Les professionnels en santé mentale qui interviennent dans les zones à risque élevé sont, toutefois, aussi déprimés et anxieux que la population générale et le sont davantage que leurs homologues dans les régions. Ils sont aussi plus irritables. Enfin, l’ensemble des professionnels éprouvent davantage de solitude que la population générale et ceux qui œuvrent dans les grands centres se sentent encore plus seuls.   

«Le fait d’intervenir dans des zones à risque élevé, où les populations sont plus souffrantes qu’ailleurs et connaissent des problèmes plus complexes – pensées suicidaires, consommation d'alcool et de drogue, anxiété due à la perte d’un emploi – constitue un stresseur supplémentaire, accroît l’épuisement professionnel et génère un grand sentiment de solitude», souligne Pascale Brillon.

Selon un sondage effectué en octobre dernier par l’Ordre des psychologues du Québec auprès de ses 8 800 membres, 86 % des répondants constataient une hausse de détresse chez leurs patients depuis le début de la pandémie et près de 40 % disaient avoir intensifié leurs activités cliniques pour offrir de l’aide tellement la demande était importante.

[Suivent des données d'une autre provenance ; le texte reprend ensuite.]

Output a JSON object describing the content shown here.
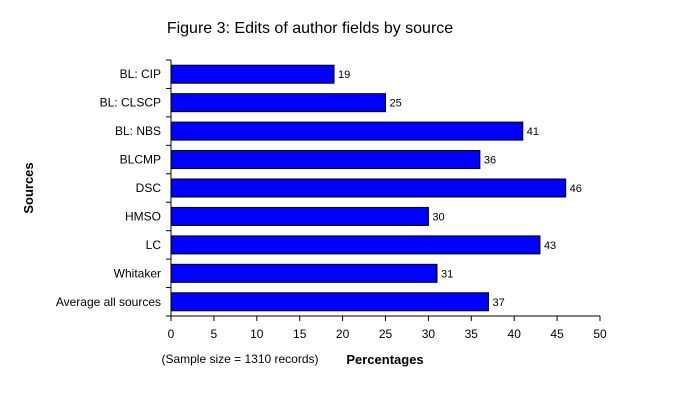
{
  "chart_data": {
    "type": "bar",
    "orientation": "horizontal",
    "title": "Figure 3: Edits of author fields by source",
    "xlabel": "Percentages",
    "ylabel": "Sources",
    "note": "(Sample size = 1310 records)",
    "categories": [
      "BL: CIP",
      "BL: CLSCP",
      "BL: NBS",
      "BLCMP",
      "DSC",
      "HMSO",
      "LC",
      "Whitaker",
      "Average all sources"
    ],
    "values": [
      19,
      25,
      41,
      36,
      46,
      30,
      43,
      31,
      37
    ],
    "xlim": [
      0,
      50
    ],
    "xticks": [
      0,
      5,
      10,
      15,
      20,
      25,
      30,
      35,
      40,
      45,
      50
    ],
    "grid": false,
    "legend": "none",
    "bar_color": "#0000ff",
    "bar_outline": "#000000"
  }
}
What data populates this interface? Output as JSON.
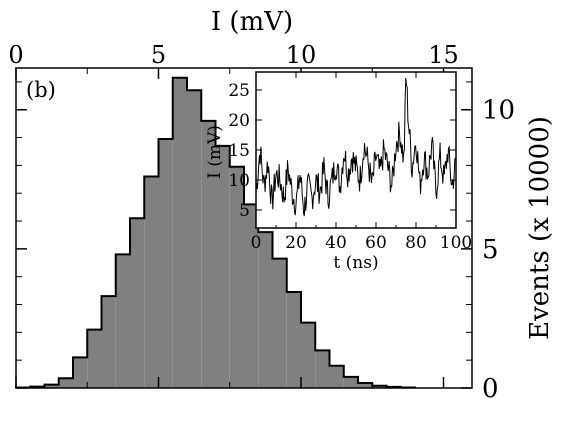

«La qualité des services qu’il offrent à la population risque de diminuer. Le fait de vivre, comme leurs patients, une forme de détresse émotionnelle liée à la pandémie peut affecter leur capacité d’empathie et accroître leur fatigue de compassion.» 

Pascale Brillon,

Professeure au Département de psychologie

Conséquences sociales

Les symptômes d’anxiété et de dépression manifestés par les professionnels en santé mentale peuvent avoir des conséquences sociales importantes. «La qualité des services qu’il offrent à la population risque de diminuer, observe la chercheuse. Le fait de vivre, comme leurs patients, une forme de détresse émotionnelle liée à la pandémie peut affecter leur capacité d’empathie et accroître leur fatigue de compassion.»    

Cela dit, la plupart des intervenants s’efforcent d’être bienveillants et à l’écoute de leurs patients. «Plusieurs d’entre eux sont même très exigeants envers eux-mêmes et se sentent particulièrement responsables, car ils sont conscients de l’importance de leur rôle dans le contexte de crise sanitaire», remarque Pascale Brillon.

Par ailleurs, ces professionnels possèdent des outils, des ressources adaptatives et une capacité de résilience supérieure à la moyenne des gens, ce qui leur permet de faire face à des situations difficiles. «N’empêche, dit la professeure, nous devons nous préoccuper davantage de la santé psychologique de ces aidants de l’ombre, qui sont au cœur de la tourmente et dont l’expertise est essentielle en ces temps difficiles. Dans le milieu hospitalier, les soignants travaillent en équipe et peuvent s’épauler quotidiennement. En santé mentale, les professionnels travaillent souvent seuls à la maison ou dans leur cabinet privé. Tenus par le secret professionnel, ils sont aussi moins portés à se confier à leurs collègues et même à leurs proches.»

Pascale Brillon et ses collègues envisagent de poursuivre leurs recherches sur la capacité des intervenants en santé mentale de réguler leurs émotions douloureuses et de développer des stratégies d’auto-soin.